GenEvolve: Self-evolving AI agents beat SOTA in image generation via tool orchestration
AI that learns from its own mistakes to generate better images without human retraining.
GenEvolve redefines open-ended image generation by moving beyond simple prompt-to-image models. Instead, it treats each generation as a tool-orchestrated trajectory where the agent gathers evidence, selects references, invokes skills, and composes a prompt-reference program. The key innovation lies in comparing multiple trajectories for the same request and abstracting best-worst differences into structured visual experience. This experience is fed only to a privileged teacher branch, which then supervises the student model with dense token-level feedback—a technique called Visual Experience Distillation. The result is an agent that continuously self-evolves without manual retraining, improving its search, knowledge activation, reference selection, and prompt construction capabilities over time.

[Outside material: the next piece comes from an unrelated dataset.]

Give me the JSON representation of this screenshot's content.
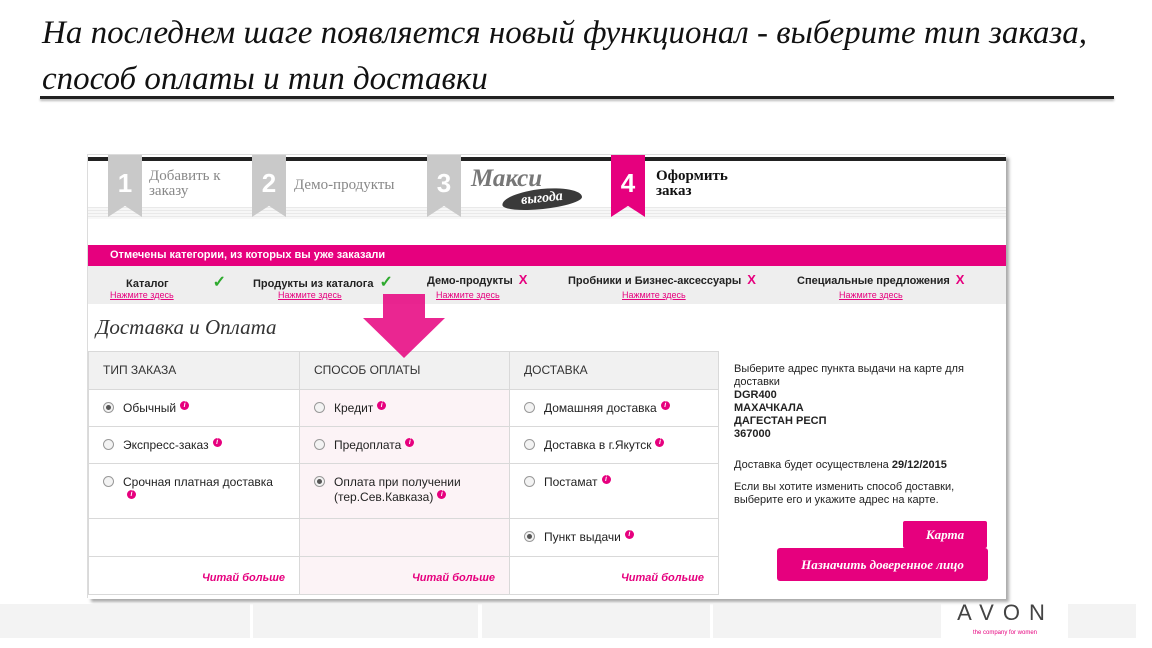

The framework is backed by two new datasets: GenEvolve-Data for training and GenEvolve-Bench for evaluation. Experiments show substantial gains over strong baselines, achieving state-of-the-art performance among current image-generation frameworks. By enabling AI to learn from its own generation attempts and tool use, GenEvolve moves closer to generalist image agents that adapt to increasingly diverse and demanding user requests—without requiring human-labeled data or static fine-tuning.
- GenEvolve treats image generation as a tool-orchestrated trajectory, combining evidence gathering, reference selection, and prompt construction.
- Uses Visual Experience Distillation to provide dense token-level supervision from best-worst trajectory comparisons, enabling self-evolution.
- Achieves state-of-the-art performance on public benchmarks and the new GenEvolve-Bench, outpacing existing agentic generation methods.
Why It Matters
GenEvolve paves the way for AI image generators that improve autonomously, reducing the need for human retraining.